Nabu: Das ist "Realitätsverlust"

Der Vorsitzende des Naturschutzbundes (Nabu), Rainer Altenkamp, sagte, es sei "skandalös, wie alle Beteiligten unbeirrt an einer Planung festhalten, die das Vorkommen der Kreuzkröte auf der Fläche vollständig ignoriert". Dabei sei dies seit 16 Jahren bekannt. Die Verantwortlichen in Senat und Bezirk litten "offenbar unter Realitätsverlust". Das ungewöhnlich große Vorkommen der geschützten Art sei "von überregionaler Bedeutung".

Der Neubau würde bedeuten, "dass die Art in Berlin ausgerottet wird", erklärte Altenkamp. Eine Umsiedlung sei "grob rechtswidrig". Um dies zu ermöglichen, habe die Verwaltung einen Trick angewandt und die Baupläne als "im zwingenden öffentlichen Interesse liegend" für "alternativlos" erklärt. So solle das "Artenschutzrecht ausgehebelt werden". Dagegen klage der Nabu vor dem Verwaltungsgericht.

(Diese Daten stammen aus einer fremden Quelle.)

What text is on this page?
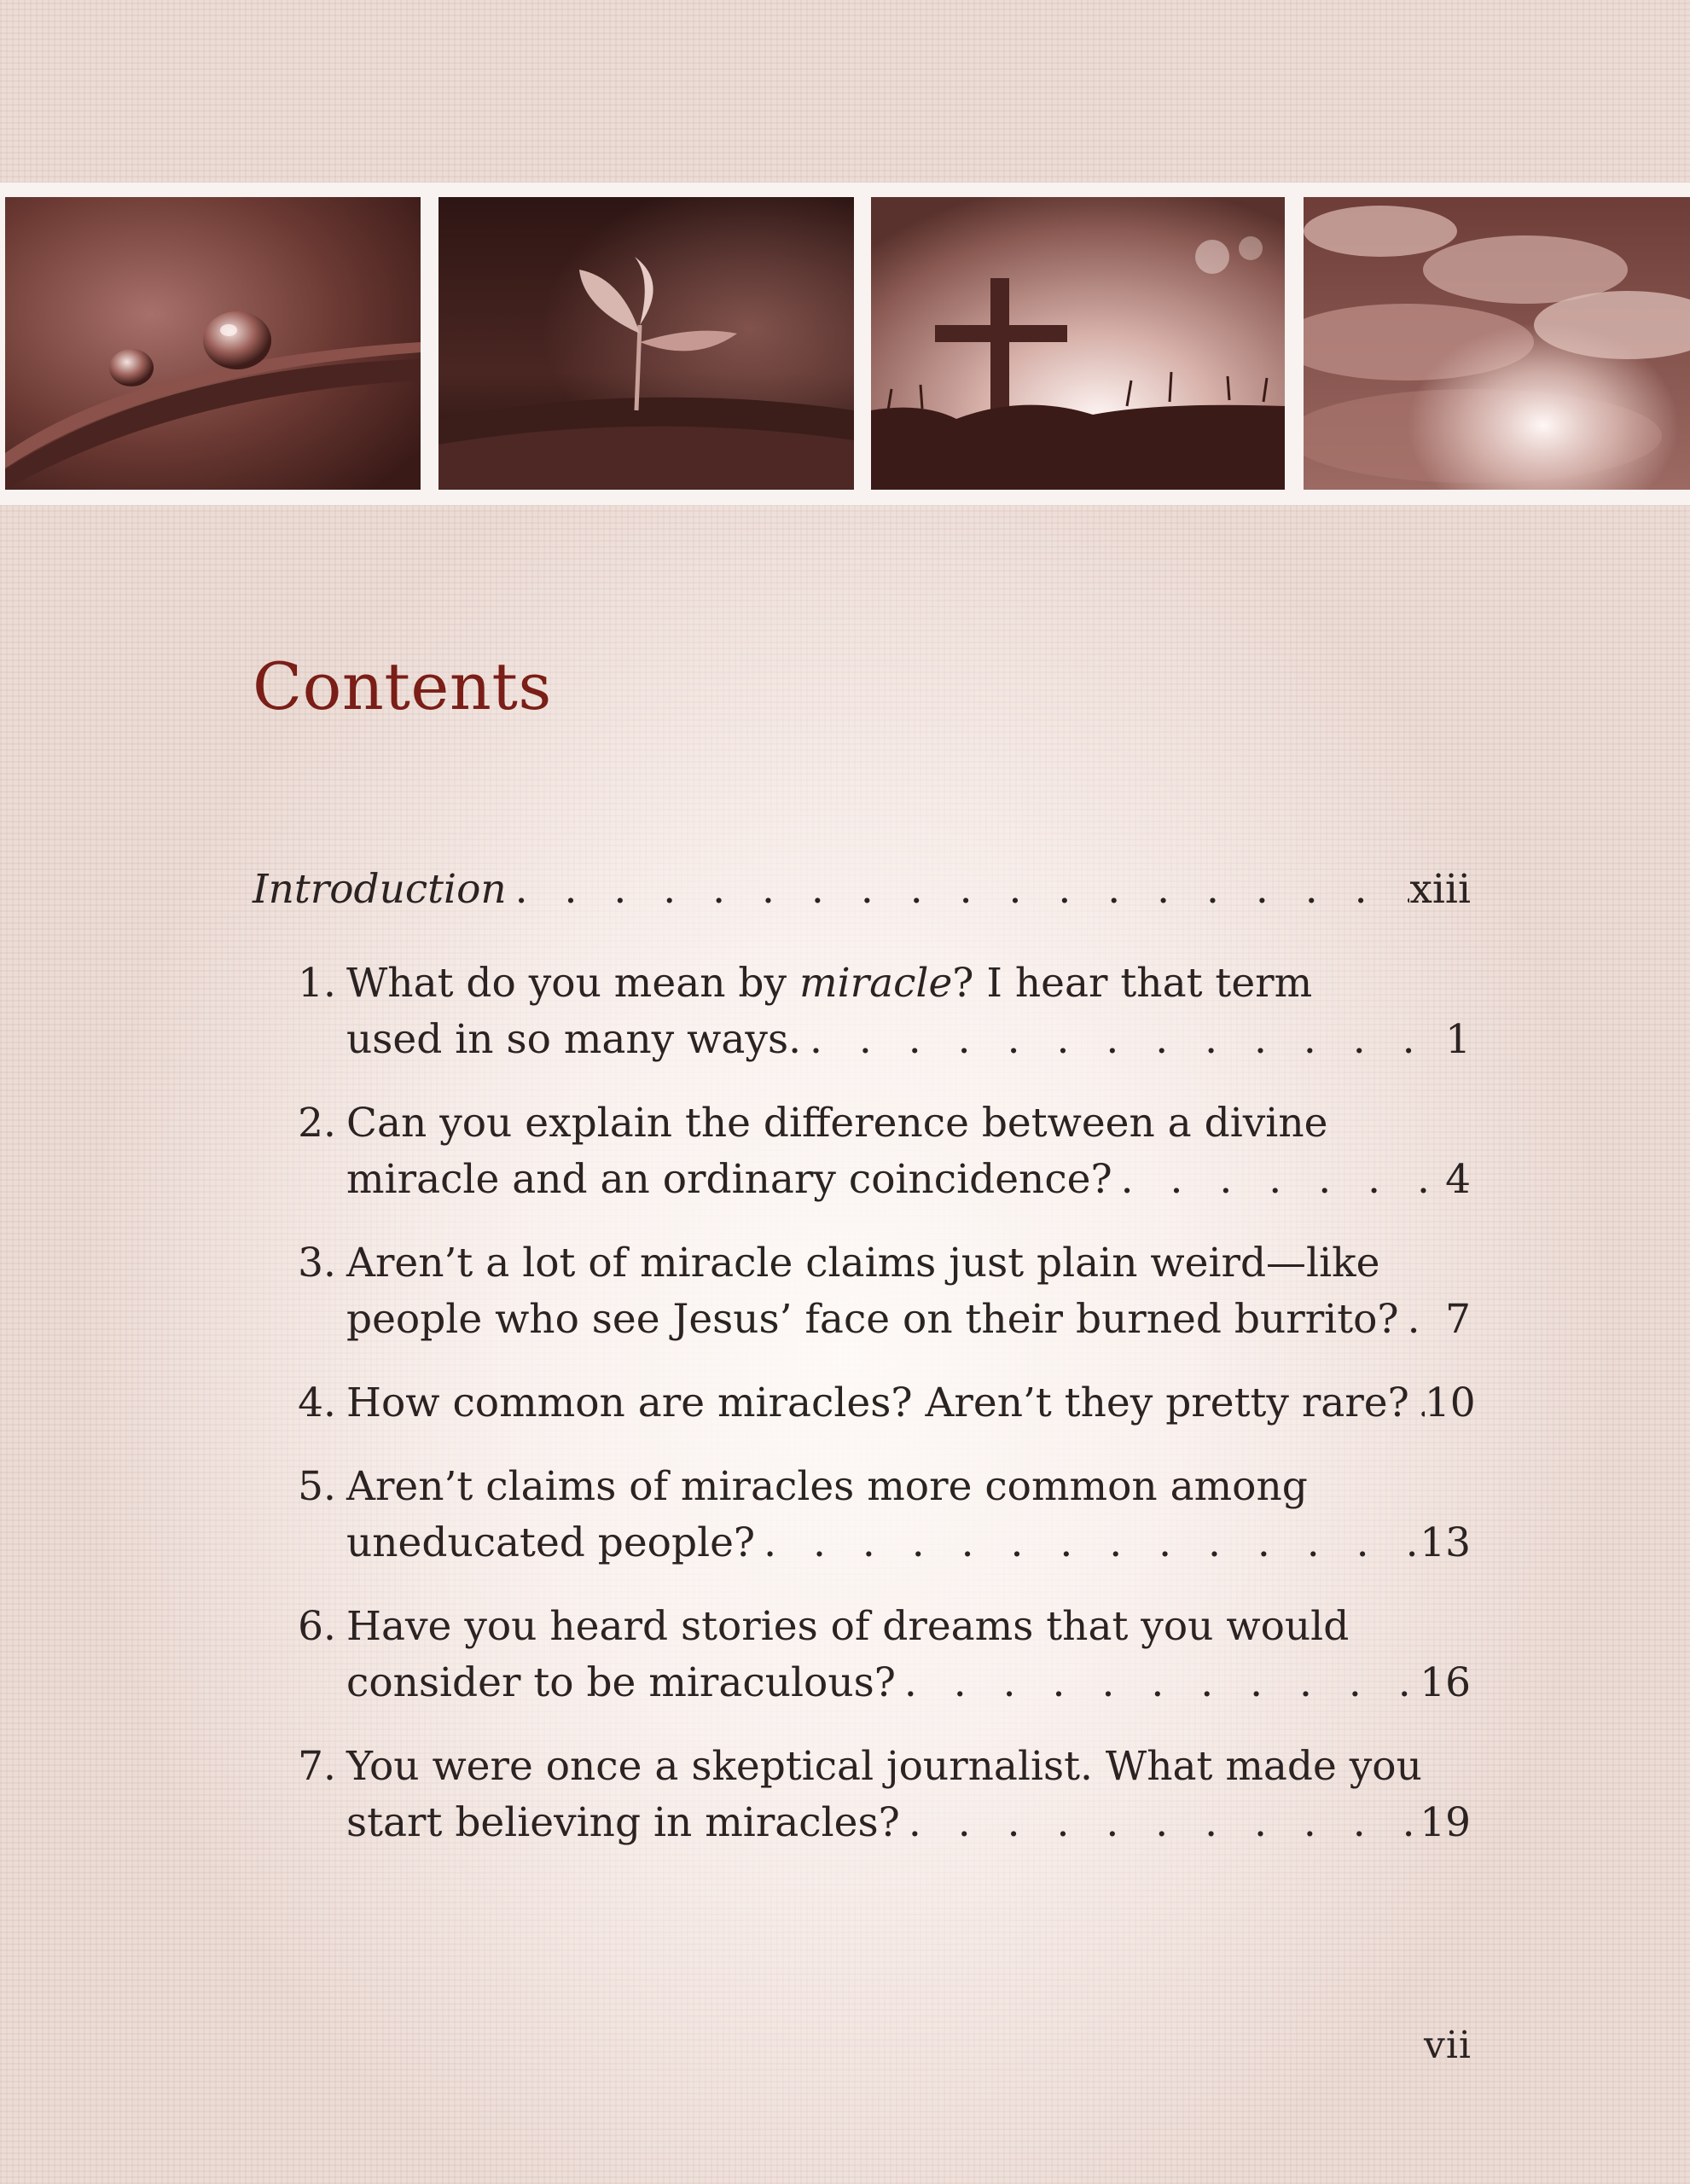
Contents
Introduction . . .	xiii
1. What do you mean by miracle? I hear that term
used in so many ways. . . .	1
2. Can you explain the difference between a divine
miracle and an ordinary coincidence? . . .	4
3. Aren’t a lot of miracle claims just plain weird—like
people who see Jesus’ face on their burned burrito? . . . 7
4. How common are miracles? Aren’t they pretty rare? . . . 10
5. Aren’t claims of miracles more common among
uneducated people? . . .	13
6. Have you heard stories of dreams that you would
consider to be miraculous? . . .	16
7. You were once a skeptical journalist. What made you
start believing in miracles? . . .	19
vii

Erste Bauarbeiten in zwei Jahren

Die Staatssekretärin für Wohnen in der Senatsverwaltung für Stadtentwicklung, Wenke Christoph, sagte, mit dem Entwurf sei die "Grundlage für die Transformation des ehemaligen Rangierbahnhofs hin zu einem neuen Stadtquartier" gelegt. Dieses "städtebauliche Gerüst" gehe nun in die "Feinarbeit".

Abteilungsleiter Kühne zufolge könne in zwei Jahren der Bebauungsplan vorliegen. Dann folgten "vorbereitende Arbeiten" wie das Planieren der Bauflächen sowie die Erteilung von Baugenehmigungen für die einzelnen Gebäude.